Fifty years ago it came to be.
The red cedar picnic table, along with the accompanying two benches, just appeared one hot summer afternoon out back on the fenced green lawn, sheltered under the shade of the tall pine tree.
It was long before central air-conditioning.
Every window in the house was wide open.
It was cooler out rather than in.

These were the days before every home had a two, three or even four car garage.
Despite cheap gas, frugality reigned.
It was a time when everyone was home more often than away.
A time when families and neighbors would gather together outside in order to cool off, simply sharing the riches of one another’s lives.

Backyard cookouts, neighborhood block parties, a time of lazy summer days. . .
Life was delightfully slower back then.
Most moms were home, as dads were at work and the kids whiled away the hours outside.
Kick the can
Hide-n-seek
Stickball games
Collecting evening fireflies
Catching crawfish in the creek
A single voice calling out “Marco. . .”
while a handful of youthful voices echoed back “Polo. . .”

This was the time before toxic waters, child predators and electronic this and thats. .
There was no need for cell phones. . .parents knew kids would be home at dark.
High fashion consisted of tee shirts, cut offs and a new pair of keds.

Popsicles dribbled down chins,
As everyone shooed the flies aways from the platter of ice cold slices of watermelon.
Winning the seed spiting contests always went to those who still had their front teeth.
Mothers were insistent on everyone wearing their tennis shoes while youthful feet clamored to be free
“I don’t want to hear it when you get a splinter or step on a yellow jacket. . .”

A neighborhood full of youthful energy each took their places at the table, sliding onto the benches oh so gingerly so as not to rub bare legs carelessly over the red cedar wood.
“Everyone look this way and smile”. . .
As the Kodak flash cube blinked and clicked with the advancement of the film.

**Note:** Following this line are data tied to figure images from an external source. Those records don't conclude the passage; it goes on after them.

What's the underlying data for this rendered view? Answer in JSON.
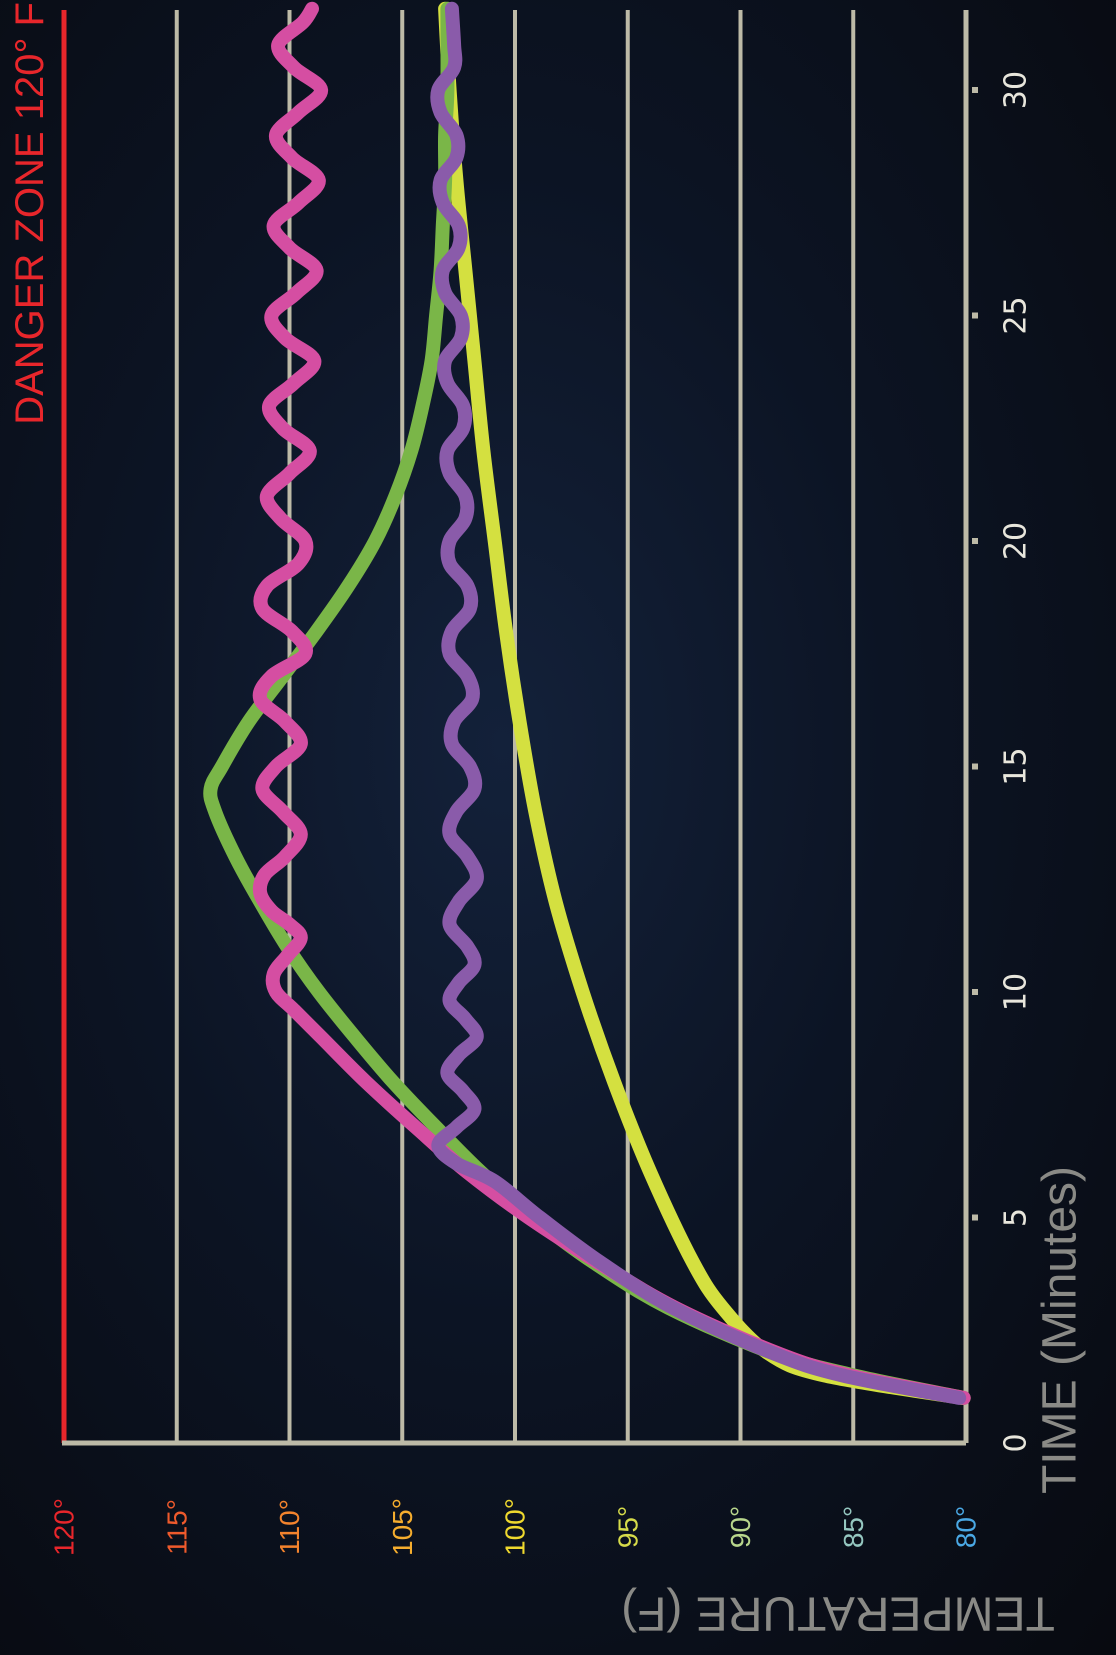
{
  "chart_data": {
    "type": "line",
    "ylabel": "TEMPERATURE (F)",
    "xlabel": "TIME (Minutes)",
    "x_ticks": [
      0,
      5,
      10,
      15,
      20,
      25,
      30
    ],
    "y_ticks": [
      {
        "value": 120,
        "label": "120°",
        "color": "#e8262b"
      },
      {
        "value": 115,
        "label": "115°",
        "color": "#ee5a2c"
      },
      {
        "value": 110,
        "label": "110°",
        "color": "#f3832d"
      },
      {
        "value": 105,
        "label": "105°",
        "color": "#f5ad2e"
      },
      {
        "value": 100,
        "label": "100°",
        "color": "#efd92e"
      },
      {
        "value": 95,
        "label": "95°",
        "color": "#d6db4a"
      },
      {
        "value": 90,
        "label": "90°",
        "color": "#b8d68c"
      },
      {
        "value": 85,
        "label": "85°",
        "color": "#95c7c0"
      },
      {
        "value": 80,
        "label": "80°",
        "color": "#4aa8e4"
      }
    ],
    "xlim": [
      0,
      32
    ],
    "ylim": [
      80,
      120
    ],
    "grid": true,
    "orientation": "rotated-90-clockwise",
    "danger_line": {
      "value": 120,
      "label": "DANGER ZONE 120° F",
      "color": "#e8262b"
    },
    "axis_color": "#bdbaa7",
    "series": [
      {
        "color": "#d4e040",
        "x": [
          1,
          1.5,
          2,
          3,
          4,
          6,
          8,
          10,
          12,
          14,
          16,
          18,
          20,
          22,
          24,
          26,
          28,
          30,
          31.8
        ],
        "y": [
          80.2,
          86.3,
          88.8,
          90.8,
          92.1,
          94,
          95.6,
          97,
          98.2,
          99.1,
          99.8,
          100.4,
          100.9,
          101.4,
          101.8,
          102.2,
          102.6,
          102.9,
          103.1
        ]
      },
      {
        "color": "#7ab648",
        "x": [
          1,
          1.5,
          2,
          3,
          4,
          5,
          6,
          7,
          8,
          9,
          10,
          11,
          12,
          13,
          14,
          14.5,
          15,
          16,
          17,
          18,
          19,
          20,
          21,
          22,
          23,
          24,
          25,
          26,
          27,
          28,
          29,
          30,
          31.8
        ],
        "y": [
          80.1,
          85,
          88.6,
          93.2,
          96.5,
          99.2,
          101.5,
          103.5,
          105.4,
          107.1,
          108.7,
          110.1,
          111.3,
          112.4,
          113.3,
          113.5,
          113,
          111.8,
          110.3,
          108.8,
          107.4,
          106.2,
          105.3,
          104.6,
          104.1,
          103.7,
          103.5,
          103.3,
          103.2,
          103.1,
          103.1,
          103,
          103
        ]
      },
      {
        "color": "#d54ea2",
        "x": [
          1,
          1.5,
          2,
          3,
          4,
          5,
          6,
          7,
          8,
          9,
          9.6,
          10,
          10.4,
          10.8,
          11.2,
          11.5,
          11.8,
          12.2,
          12.6,
          13,
          13.5,
          14,
          14.5,
          15,
          15.5,
          16,
          16.5,
          17,
          17.5,
          18,
          18.5,
          19,
          19.5,
          20,
          20.5,
          21,
          21.5,
          22,
          22.5,
          23,
          23.5,
          24,
          24.5,
          25,
          25.5,
          26,
          26.5,
          27,
          27.5,
          28,
          28.5,
          29,
          29.5,
          30,
          30.5,
          31,
          31.5,
          31.8
        ],
        "y": [
          80.1,
          85.2,
          88.4,
          92.9,
          96.3,
          99.4,
          102.1,
          104.4,
          106.6,
          108.6,
          109.8,
          110.6,
          110.7,
          110.1,
          109.5,
          110,
          110.8,
          111.3,
          111.1,
          110.2,
          109.5,
          110.3,
          111.2,
          110.6,
          109.5,
          110.2,
          111.3,
          110.8,
          109.3,
          109.9,
          111.2,
          111,
          109.6,
          109.3,
          110.4,
          111,
          110,
          109.1,
          110.3,
          110.9,
          109.8,
          108.9,
          110.2,
          110.8,
          109.7,
          108.8,
          110,
          110.7,
          109.6,
          108.7,
          109.9,
          110.6,
          109.6,
          108.6,
          109.8,
          110.5,
          109.4,
          109
        ]
      },
      {
        "color": "#8a5baa",
        "x": [
          1,
          1.5,
          2,
          3,
          4,
          5,
          5.8,
          6.2,
          6.6,
          7,
          7.4,
          7.8,
          8.2,
          8.6,
          9,
          9.4,
          9.8,
          10.2,
          10.6,
          11,
          11.5,
          12,
          12.5,
          13,
          13.5,
          14,
          14.5,
          15,
          15.5,
          16,
          16.5,
          17,
          17.5,
          18,
          18.5,
          19,
          19.5,
          20,
          20.5,
          21,
          21.5,
          22,
          22.5,
          23,
          23.5,
          24,
          24.5,
          25,
          25.5,
          26,
          26.5,
          27,
          27.5,
          28,
          28.5,
          29,
          29.5,
          30,
          30.5,
          31,
          31.8
        ],
        "y": [
          80.3,
          85.5,
          88.6,
          93,
          96.2,
          98.9,
          100.9,
          102.6,
          103.4,
          102.6,
          101.8,
          102.3,
          103,
          102.5,
          101.7,
          102.2,
          102.9,
          102.5,
          101.8,
          102.1,
          102.9,
          102.5,
          101.7,
          102.1,
          102.9,
          102.6,
          101.8,
          102,
          102.8,
          102.7,
          101.9,
          102.1,
          102.9,
          102.8,
          102,
          102.1,
          102.9,
          102.9,
          102.2,
          102.2,
          102.9,
          103,
          102.3,
          102.3,
          103,
          103.1,
          102.4,
          102.4,
          103.1,
          103.2,
          102.5,
          102.5,
          103.2,
          103.3,
          102.6,
          102.6,
          103.3,
          103.4,
          102.7,
          102.7,
          102.8
        ]
      }
    ]
  }
}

The paper plates were ladened with peanut butter and jelly sandwiches, Lays potato chips and fritos along with freshly washed green grapes. . .however it was to the ice-cream sandwiches and fudge bars that all eyes turned.
“Now ya’ll wait a while after eating–I don’t want you running around making yourselves sick. . .”
As the moms sipped iced coffee and puffed on their cigarettes.

Yet sadly, time always has a way of catching up with Life.
The children grew up and one by one, grew away.
With each passing summer there were less and less members gathered around the table.
The joyful chatter of youthful exuberance grew silent
The pine straw fell, covering the table as the benches remained empty and bare.
Abandoned and finally forgotten. . .that is until today.

Fifty years later, a lone bench is found hidden deep in the woods.
Time and the elements have each laid claim to the table and fellow bench, but the lone single bench remains much as it did—waiting and inviting any and all who might wish to sit a spell while spending a summer’s evening listening to the sound of the whip-poor-will and the distant echo of the laughter of children.